Así que Elena no tomó las pastillas. Poco a poco, empezó a rehacer su vida, a aprender a estar sola. Descubrió, para su sorpresa, las ventajas: dormir hasta tarde, pasear por casa como Dios la trajo al mundo, no maquillarse los fines de semana, no cocinar grandes comidas. Adelgazó, se rejuveneció. Con lo que ahorraba en comida, se compró ropa nueva. Ir de compras, como se sabe, es el mejor antidepresivo para una mujer.
Y luego su hija tuvo un nieto, dándole un nuevo propósito. Le encantó ser abuela. Le cantaba nanas, le leía cuentos, hacía castillos en la arena con él.
A Elena le hubiera gustado que Álvaro la viera por casualidad y entendiera de qué se había privado. Se imaginaba a él con su nueva mujer. ¿Le haría gachas por las mañanas o solo tostadas? ¿O quizá él le llevaría café a la cama? Su mente le mostraba escenas de él con un delantal de flores cocinando, yendo al supermercado…

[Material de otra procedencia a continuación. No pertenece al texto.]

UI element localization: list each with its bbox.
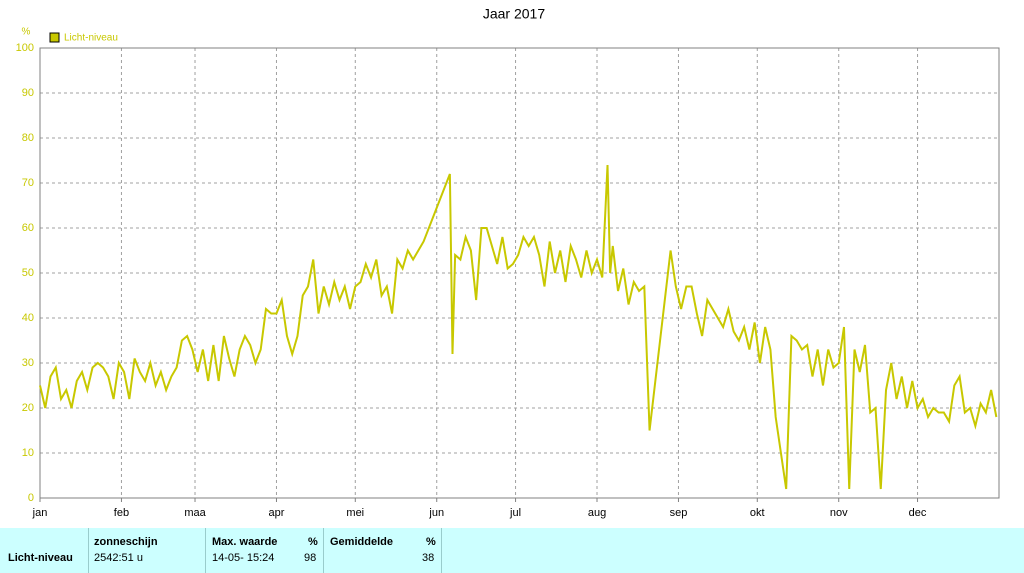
summary-table: Licht-niveau zonneschijn 2542:51 u Max. …	[0, 528, 1024, 573]
x-tick-label: jun	[428, 507, 444, 519]
column-header: Max. waarde	[212, 536, 278, 548]
unit: %	[426, 536, 436, 548]
x-tick-label: jan	[32, 507, 48, 519]
data-line	[39, 164, 998, 490]
legend-label: Licht-niveau	[64, 33, 118, 44]
row-label: Licht-niveau	[8, 552, 73, 564]
cell: 38	[422, 552, 435, 564]
x-tick-label: dec	[909, 507, 927, 519]
x-tick-label: apr	[269, 507, 285, 519]
x-tick-label: feb	[114, 507, 129, 519]
column-header: Gemiddelde	[330, 536, 393, 548]
y-tick-label: 40	[22, 312, 34, 324]
unit: %	[308, 536, 318, 548]
legend-swatch	[49, 32, 60, 43]
column-header: zonneschijn	[94, 536, 158, 548]
y-tick-label: 100	[16, 42, 34, 54]
cell: 98	[304, 552, 317, 564]
x-tick-label: maa	[184, 507, 206, 519]
y-tick-label: 30	[22, 357, 34, 369]
x-tick-label: mei	[346, 507, 364, 519]
y-tick-label: 80	[22, 132, 34, 144]
y-tick-label: 20	[22, 402, 34, 414]
y-tick-label: 70	[22, 177, 34, 189]
y-tick-label: 10	[22, 447, 34, 459]
y-tick-label: 60	[22, 222, 34, 234]
y-tick-label: 0	[28, 492, 34, 504]
separator	[205, 528, 206, 573]
y-tick-label: 50	[22, 267, 34, 279]
y-axis-label: %	[22, 27, 31, 38]
separator	[323, 528, 324, 573]
x-tick-label: okt	[750, 507, 765, 519]
x-tick-label: aug	[588, 507, 606, 519]
plot-frame	[39, 47, 1000, 499]
x-tick-label: nov	[830, 507, 848, 519]
separator	[441, 528, 442, 573]
chart-title: Jaar 2017	[483, 6, 545, 22]
cell: 2542:51 u	[94, 552, 143, 564]
cell: 14-05- 15:24	[212, 552, 275, 564]
x-tick-label: jul	[509, 507, 521, 519]
separator	[88, 528, 89, 573]
y-tick-label: 90	[22, 87, 34, 99]
chart: Jaar 2017 % 0 10 20 30 40 50 60 70 80 90 100 jan feb…	[16, 6, 1000, 519]
x-tick-label: sep	[670, 507, 688, 519]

El dolor era insoportable. Parecía que él también era feliz en su nueva vida, sin ella.
Un día, paseando con su nieto por el parque, un hombre de su edad se sentó junto a ella en el banco.
—¡Qué día más bonito! Parece verano, y aún es abril. Los niños juegan tan bien en el arenero. ¿Es este su nieto? Se parece. La niña de ahí es mi nieta, Carlota. Una preciosidad, ¿verdad?

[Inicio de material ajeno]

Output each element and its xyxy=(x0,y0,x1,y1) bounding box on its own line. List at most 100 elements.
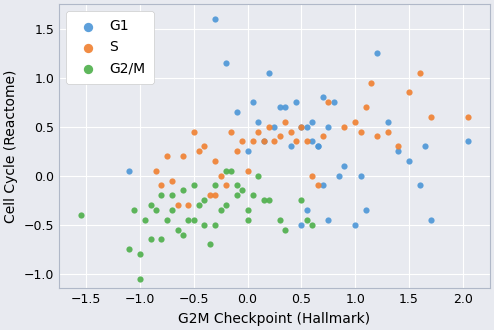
G1 xyxy=(319,95,327,100)
S xyxy=(297,124,305,129)
G2/M xyxy=(147,237,155,242)
G2/M xyxy=(179,232,187,237)
S xyxy=(179,153,187,159)
G1 xyxy=(373,50,381,56)
S xyxy=(405,90,413,95)
S xyxy=(319,134,327,139)
G1 xyxy=(421,144,429,149)
S xyxy=(152,168,160,174)
G2/M xyxy=(265,198,273,203)
S xyxy=(394,144,402,149)
G1 xyxy=(394,148,402,154)
G2/M xyxy=(308,222,316,227)
X-axis label: G2M Checkpoint (Hallmark): G2M Checkpoint (Hallmark) xyxy=(178,312,370,326)
G1 xyxy=(281,104,289,110)
G2/M xyxy=(222,203,230,208)
S xyxy=(276,134,284,139)
G2/M xyxy=(238,188,246,193)
G2/M xyxy=(211,222,219,227)
G2/M xyxy=(260,198,268,203)
S xyxy=(351,119,359,124)
G2/M xyxy=(195,203,203,208)
G2/M xyxy=(130,207,138,213)
G2/M xyxy=(211,183,219,188)
G1 xyxy=(292,100,300,105)
G2/M xyxy=(158,193,165,198)
S xyxy=(206,193,214,198)
G2/M xyxy=(227,168,235,174)
S xyxy=(217,173,225,178)
S xyxy=(211,193,219,198)
S xyxy=(416,70,424,76)
S xyxy=(254,129,262,134)
G2/M xyxy=(297,198,305,203)
G1 xyxy=(254,119,262,124)
S xyxy=(265,124,273,129)
S xyxy=(325,100,332,105)
S xyxy=(383,129,391,134)
G1 xyxy=(335,173,343,178)
G1 xyxy=(287,144,294,149)
G1 xyxy=(325,217,332,222)
G2/M xyxy=(125,247,133,252)
S xyxy=(303,139,311,144)
G2/M xyxy=(173,227,181,232)
G1 xyxy=(308,119,316,124)
S xyxy=(260,139,268,144)
G2/M xyxy=(141,217,149,222)
G1 xyxy=(383,119,391,124)
G1 xyxy=(244,148,251,154)
S xyxy=(244,168,251,174)
S xyxy=(340,124,348,129)
S xyxy=(362,104,370,110)
S xyxy=(249,139,257,144)
G2/M xyxy=(206,242,214,247)
G2/M xyxy=(244,217,251,222)
G2/M xyxy=(222,168,230,174)
G1 xyxy=(211,16,219,21)
G1 xyxy=(319,183,327,188)
G1 xyxy=(233,109,241,115)
G2/M xyxy=(168,193,176,198)
S xyxy=(308,173,316,178)
G1 xyxy=(340,163,348,169)
G2/M xyxy=(233,193,241,198)
G1 xyxy=(297,124,305,129)
S xyxy=(464,114,472,119)
S xyxy=(173,203,181,208)
G2/M xyxy=(201,198,208,203)
S xyxy=(163,153,171,159)
G1 xyxy=(265,70,273,76)
G2/M xyxy=(179,188,187,193)
S xyxy=(357,129,365,134)
S xyxy=(238,139,246,144)
S xyxy=(201,144,208,149)
G2/M xyxy=(217,207,225,213)
G1 xyxy=(325,124,332,129)
S xyxy=(314,183,322,188)
G1 xyxy=(222,60,230,66)
G2/M xyxy=(77,212,84,217)
G2/M xyxy=(136,251,144,257)
G1 xyxy=(314,144,322,149)
G2/M xyxy=(152,207,160,213)
G1 xyxy=(249,100,257,105)
G1 xyxy=(271,124,279,129)
G2/M xyxy=(249,193,257,198)
S xyxy=(227,129,235,134)
S xyxy=(281,119,289,124)
G1 xyxy=(329,100,337,105)
S xyxy=(158,183,165,188)
G2/M xyxy=(190,217,198,222)
G1 xyxy=(303,207,311,213)
G1 xyxy=(308,139,316,144)
G2/M xyxy=(244,207,251,213)
Legend: G1, S, G2/M: G1, S, G2/M xyxy=(66,11,154,84)
G1 xyxy=(405,158,413,164)
G1 xyxy=(260,139,268,144)
S xyxy=(427,114,435,119)
G1 xyxy=(276,104,284,110)
G2/M xyxy=(254,173,262,178)
S xyxy=(211,158,219,164)
S xyxy=(287,129,294,134)
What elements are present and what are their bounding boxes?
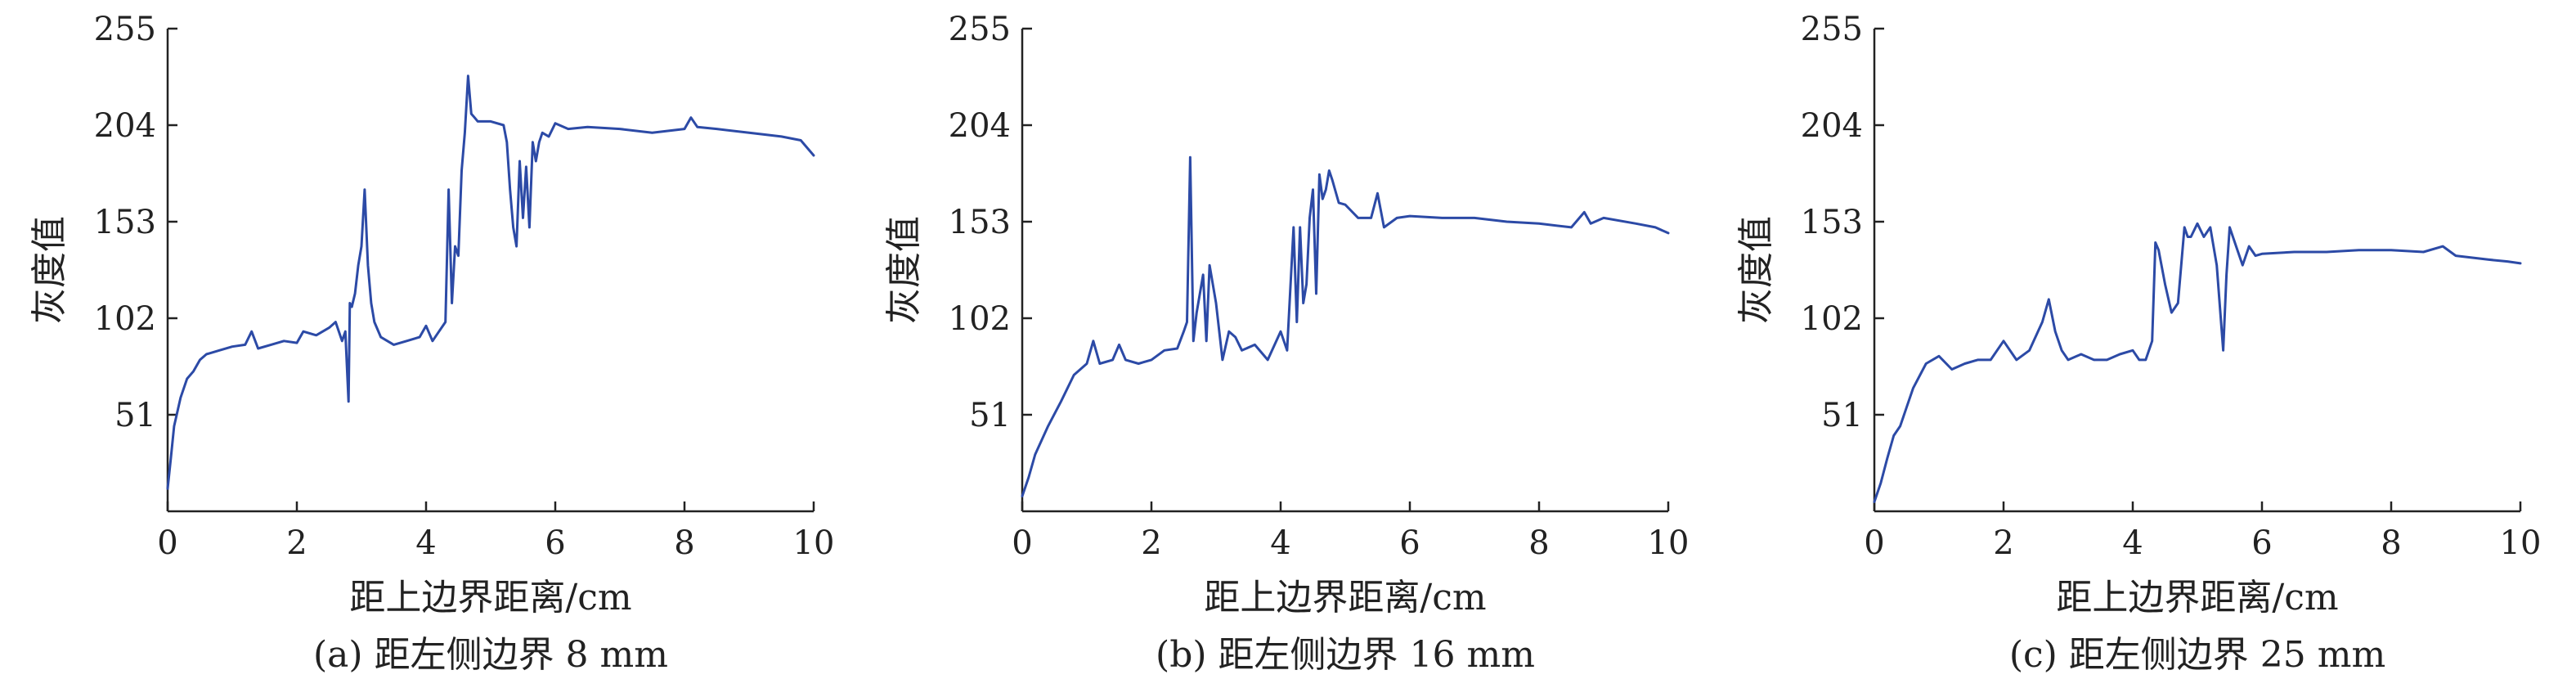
x-tick-label: 10 [2500, 524, 2542, 562]
x-axis-label: 距上边界距离/cm [349, 577, 631, 618]
series-line-1 [1873, 222, 2522, 503]
series-line-1 [166, 74, 815, 490]
panel-3: 0 2 4 6 8 10 51 102 153 204 255 距上边界距离/cm 灰度值 (c) 距左侧… [1735, 11, 2541, 676]
y-tick-label: 51 [1821, 397, 1863, 434]
x-axis-label: 距上边界距离/cm [1204, 577, 1486, 618]
x-tick-label: 0 [157, 524, 177, 562]
x-tick-label: 6 [2251, 524, 2272, 562]
y-tick-label: 204 [1801, 107, 1863, 145]
panel-caption: (a) 距左侧边界 8 mm [313, 634, 668, 676]
panel-caption: (b) 距左侧边界 16 mm [1156, 634, 1535, 676]
x-tick-label: 8 [1528, 524, 1549, 562]
x-tick-label: 6 [1399, 524, 1420, 562]
y-axis-label: 灰度值 [29, 216, 70, 324]
y-axis-label: 灰度值 [1735, 216, 1777, 324]
y-tick-label: 153 [949, 204, 1011, 241]
panel-1: 0 2 4 6 8 10 51 102 153 204 255 距上边界距离/cm 灰度值 (a) 距左侧… [29, 11, 834, 676]
x-tick-label: 10 [793, 524, 835, 562]
x-axis-label: 距上边界距离/cm [2056, 577, 2338, 618]
x-tick-label: 10 [1648, 524, 1690, 562]
x-tick-label: 0 [1012, 524, 1032, 562]
y-tick-label: 204 [94, 107, 156, 145]
panel-caption: (c) 距左侧边界 25 mm [2009, 634, 2385, 676]
y-axis-label: 灰度值 [883, 216, 925, 324]
series-line-1 [1021, 155, 1670, 497]
x-tick-label: 2 [286, 524, 307, 562]
y-tick-label: 51 [114, 397, 156, 434]
y-tick-label: 255 [94, 11, 156, 48]
x-tick-label: 4 [415, 524, 436, 562]
y-tick-label: 153 [1801, 204, 1863, 241]
y-tick-label: 102 [1801, 300, 1863, 338]
y-tick-label: 51 [969, 397, 1011, 434]
x-tick-label: 4 [2122, 524, 2143, 562]
y-tick-label: 255 [949, 11, 1011, 48]
x-tick-label: 8 [2381, 524, 2401, 562]
y-tick-label: 153 [94, 204, 156, 241]
y-tick-label: 255 [1801, 11, 1863, 48]
x-tick-label: 0 [1864, 524, 1884, 562]
panel-2: 0 2 4 6 8 10 51 102 153 204 255 距上边界距离/cm 灰度值 (b) 距左侧… [883, 11, 1689, 676]
x-tick-label: 8 [674, 524, 694, 562]
y-tick-label: 102 [94, 300, 156, 338]
x-tick-label: 6 [545, 524, 565, 562]
y-tick-label: 102 [949, 300, 1011, 338]
x-tick-label: 4 [1270, 524, 1290, 562]
y-tick-label: 204 [949, 107, 1011, 145]
x-tick-label: 2 [1993, 524, 2013, 562]
x-tick-label: 2 [1141, 524, 1161, 562]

No esperaba respuestas. Solo quería que alguien lo escuchara.
—Sabe, cuando nacieron mis hijos, mi mujer no me dejaba acercarme. Temía que hiciera algo mal. Y yo encantado. Ni siquiera noté cómo crecían, no sé cuándo caminaron ni su primera palabra. No recuerdo nada. Se me pasó su infancia.
Hasta que mi hijo y su mujer me dieron una nieta. Entonces entendí de qué me había perdido. No hay nada más bonito que verla crecer. Sé más de ella que sus propios padres. —Suspiró—.
Si pudiera volver atrás, haría todo diferente con mis hijos. No ayudé en nada a mi mujer. Y ella nunca se quejó. Mi Carmen murió. Soy viudo.
Elena pensóY mientras el sol se ponía sobre el parque, Elena tomó la mano de su nieto y sonrió, comprendiendo que la felicidad, al fin, siempre vuelve a casa.